October 15, 2006 5:23 PM   Subscribe

Goodsearch is an Internet search engine with a simple concept and unique social mission. GoodSearch enables you to help fund any of hundreds of thousands of charities or schools through the simple act of searching the Internet.
posted by ZenMasterThis (9 comments total) 3 users marked this as a favorite
Typically when I see that "50% of the funds go to operations" on charitable donations, I would expect a great deal of operations to be taking place. As it stands, I suspect that this runs, with the help of some minor debugging and customer support, pretty much by itself.

I guess paint me skeptical. I'm certain those charities are receiving that money, but I'm also certain that someone else is taking home a good deal of money unfairly. I don't have any proof on this, but I've come to expect this sort of behavior on the internet.
posted by thanotopsis at 6:06 PM on October 15, 2006

*sets charity to "Friends of the Earth", searches for "Exxon"*
posted by Jimbob at 6:16 PM on October 15, 2006

"Our goal is to direct 50 percent of revenues"...

I agree with thanotopsis, this percentage sucks. The local United Way takes a cut of about 15% for designated donations, and, as the director of a non-profit agency, I find that number excessive. 50%? Nope, this doesn't sit well with me.
posted by HuronBob at 6:33 PM on October 15, 2006

50% of revenue or 50% of profit?

If it's 50% of revenues, then they probably don't have a viable business model. If it's 50% of profits, then it's not very impressive.

I also note "Our goal is to..." -- not "We do...". Wonderful goal, but when do you actually start doing it?
posted by Steven C. Den Beste at 6:39 PM on October 15, 2006

This is from an NYtimes article from almost a year ago:

To verify the company's claims about its donations, Ken Ramberg, GoodSearch's chief executive, said the company would submit its books to an auditor and post the results on the site.

Neither Mr. Ramberg nor Yahoo would disclose the terms of their deal, and Google also declined comment on its foray into this market. Mr. Ramberg declined to say how much GoodSearch had given away so far.

"The beauty of this is obvious," he said. "This money is being raised by people who are doing something they do every day: search the Internet."

Mr. Ramberg, who started a job search company for college students in the late 1980's and sold it to in 2000, also declined to say how many people had used the site since its introduction last month.

Emphasis is mine.
posted by vacapinta at 7:25 PM on October 15, 2006

Why would anyone need an intermediary to give to charity? Obviously, some funds will be diverted to the support/profit of the intermediary.
posted by Cranberry at 9:52 PM on October 15, 2006

I don't think this is exactly bad. It's diverting funds that would normally go to SEOs and such. The cost to the consumer is pretty low.

But it does fall somewhat into the problem area occupied by the for-profit companies that organize bike rides and other events for charity, which typically take a huge chunk of the money raised for all the frills including promotional materials.

On the other hand, many non-profits hold charity balls and dinners, which have their own fixed costs.

There are many reasons to criticize a number of money-raising schemes, such as parents who collect Campbell's soup labels to buy a few kickballs for their kids' school, or the kids who collect the soda can tabs to raise money for Ronald McDonald Houses. Or the people who buy a certain yogurt because a portion of the revenue will be given to breast cancer research.

In the absence of a 501(c)3 NPO running a search engine which gives all revenue above what it needs for operations directly to charity, this could work for some people. Lazy person's way to raise money for their favorite cause.

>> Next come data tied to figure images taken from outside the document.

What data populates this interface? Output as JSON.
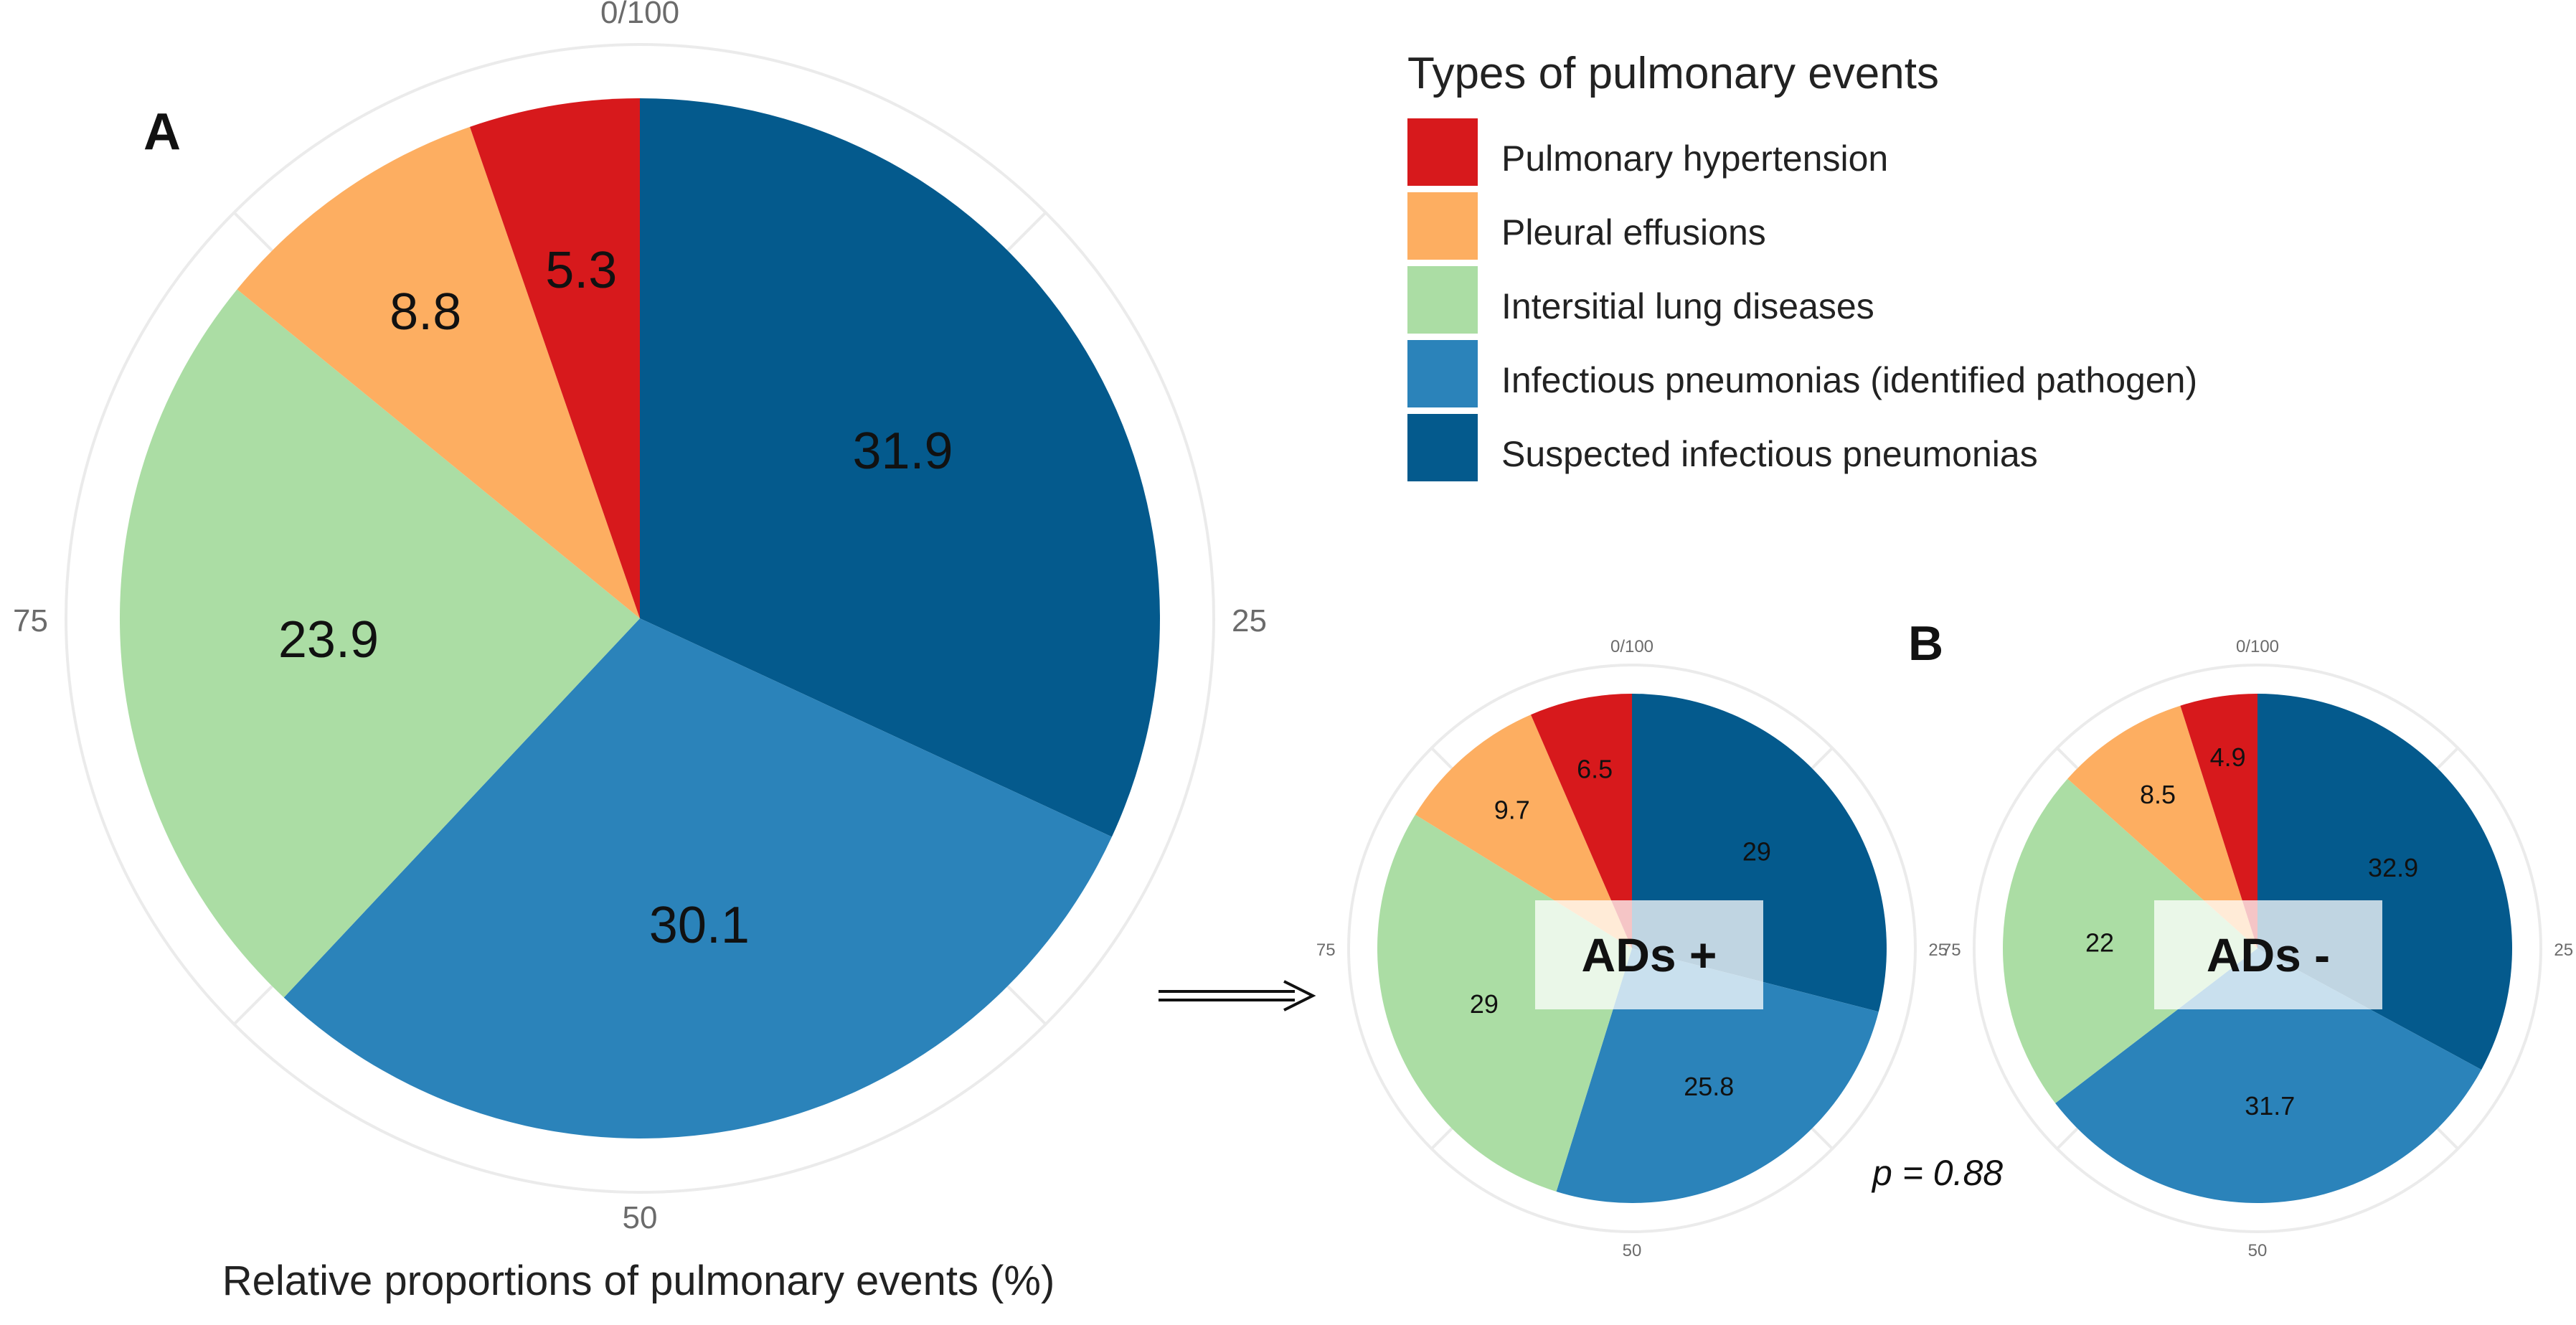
{
  "colors": {
    "pulmonary_hypertension": "#d7191c",
    "pleural_effusions": "#fdae61",
    "interstitial": "#abdda4",
    "infectious_identified": "#2b83ba",
    "suspected_infectious": "#045a8d",
    "grid": "#ebebeb"
  },
  "figure": {
    "panel_a": "A",
    "panel_b": "B",
    "xlabel": "Relative proportions of pulmonary events (%)",
    "p_value": "p = 0.88"
  },
  "legend": {
    "title": "Types of pulmonary events",
    "items": [
      {
        "label": "Pulmonary hypertension",
        "color_key": "pulmonary_hypertension"
      },
      {
        "label": "Pleural effusions",
        "color_key": "pleural_effusions"
      },
      {
        "label": "Intersitial lung diseases",
        "color_key": "interstitial"
      },
      {
        "label": "Infectious pneumonias (identified pathogen)",
        "color_key": "infectious_identified"
      },
      {
        "label": "Suspected infectious pneumonias",
        "color_key": "suspected_infectious"
      }
    ]
  },
  "chart_data": [
    {
      "type": "pie",
      "id": "overall",
      "panel": "A",
      "title": "",
      "xlabel": "Relative proportions of pulmonary events (%)",
      "angular_ticks": [
        "0/100",
        "25",
        "50",
        "75"
      ],
      "categories": [
        "Suspected infectious pneumonias",
        "Infectious pneumonias (identified pathogen)",
        "Intersitial lung diseases",
        "Pleural effusions",
        "Pulmonary hypertension"
      ],
      "values": [
        31.9,
        30.1,
        23.9,
        8.8,
        5.3
      ],
      "value_labels": [
        "31.9",
        "30.1",
        "23.9",
        "8.8",
        "5.3"
      ]
    },
    {
      "type": "pie",
      "id": "ads_plus",
      "panel": "B",
      "group_label": "ADs +",
      "angular_ticks": [
        "0/100",
        "25",
        "50",
        "75"
      ],
      "categories": [
        "Suspected infectious pneumonias",
        "Infectious pneumonias (identified pathogen)",
        "Intersitial lung diseases",
        "Pleural effusions",
        "Pulmonary hypertension"
      ],
      "values": [
        29,
        25.8,
        29,
        9.7,
        6.5
      ],
      "value_labels": [
        "29",
        "25.8",
        "29",
        "9.7",
        "6.5"
      ]
    },
    {
      "type": "pie",
      "id": "ads_minus",
      "panel": "B",
      "group_label": "ADs -",
      "angular_ticks": [
        "0/100",
        "25",
        "50",
        "75"
      ],
      "categories": [
        "Suspected infectious pneumonias",
        "Infectious pneumonias (identified pathogen)",
        "Intersitial lung diseases",
        "Pleural effusions",
        "Pulmonary hypertension"
      ],
      "values": [
        32.9,
        31.7,
        22,
        8.5,
        4.9
      ],
      "value_labels": [
        "32.9",
        "31.7",
        "22",
        "8.5",
        "4.9"
      ]
    }
  ]
}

In the case of local causes, though, it would take a LOT of clicking to get anything worth the effort. So the main beneficiaries are going to be the big national charities like the American Red Cross, which is already swimming in money it doesn't need for various purposes.
posted by dhartung at 10:31 PM on October 15, 2006

Our kids' school just implemented a program called Pace, where purchases on your Visa card at select businesses result in said business pitching in 5% or 10% of the price toward your school. That seems a hell of a lot more newsworthy than this. If anything can kill the horrid spectacle of schools ordering our kids to tell cookie tins and other useless crap to fund the class field trip every year, surely pace is it.
posted by zeroboss at 12:21 AM on October 16, 2006

This business model is quite similar to that of Ethos Water, Patagonia, and Ben & Jerry’s where a percentage of sales is donated to charity. I’m a big fan of companies adding a socially responsible element to their endeavors. Two important differences with GoodSearch are: 1) users get to select their cause, and 2) because the money comes from the search engine’s advertisers, users do not have to spend a dime for their charity to receive a donation. I’m sold.

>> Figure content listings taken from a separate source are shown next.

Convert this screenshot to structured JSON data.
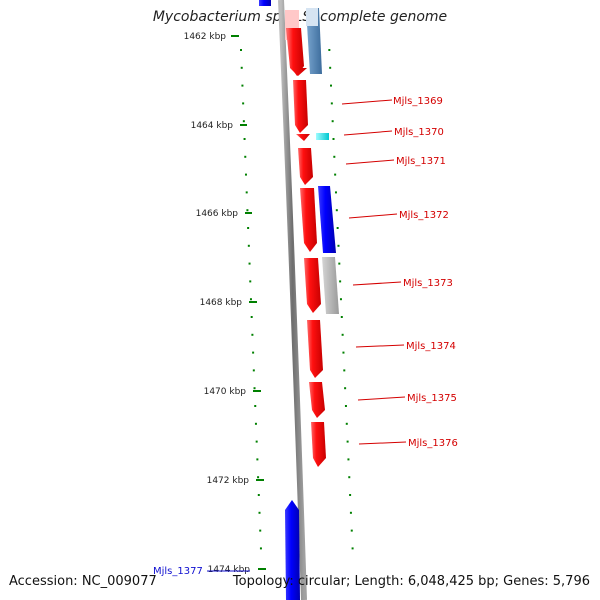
{
  "title": "Mycobacterium sp. JLS, complete genome",
  "footer": {
    "accession": "Accession: NC_009077",
    "summary": "Topology: circular; Length: 6,048,425 bp; Genes: 5,796"
  },
  "ruler": {
    "ticks": [
      "1462 kbp",
      "1464 kbp",
      "1466 kbp",
      "1468 kbp",
      "1470 kbp",
      "1472 kbp",
      "1474 kbp"
    ]
  },
  "genes": [
    {
      "label": "Mjls_1369"
    },
    {
      "label": "Mjls_1370"
    },
    {
      "label": "Mjls_1371"
    },
    {
      "label": "Mjls_1372"
    },
    {
      "label": "Mjls_1373"
    },
    {
      "label": "Mjls_1374"
    },
    {
      "label": "Mjls_1375"
    },
    {
      "label": "Mjls_1376"
    },
    {
      "label": "Mjls_1377"
    }
  ],
  "colors": {
    "forward": "#ff0000",
    "reverse": "#0000ff",
    "reverse_alt": "#4a7fb0",
    "pseudo": "#b4b4b4",
    "small": "#00e5e5",
    "label": "#d40000",
    "tick": "#008000",
    "backbone": "#777777"
  }
}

The business model here is quite different. The companies you mentioned make their money honestly, not by suckering people into a scheme to donate to charities. Sure, the charities in question are making money, but my hesitation is with the bozo who's raking in 50% of those advertising dollars for "overhead", when people like the United Way (an organization which obviously has more real overhead) only retain 15% for their costs.

Sure, folks are receiving donations, but I'd rather the advertisers in question gave their money directly to these organizations rather than giving half of it to some scam artist.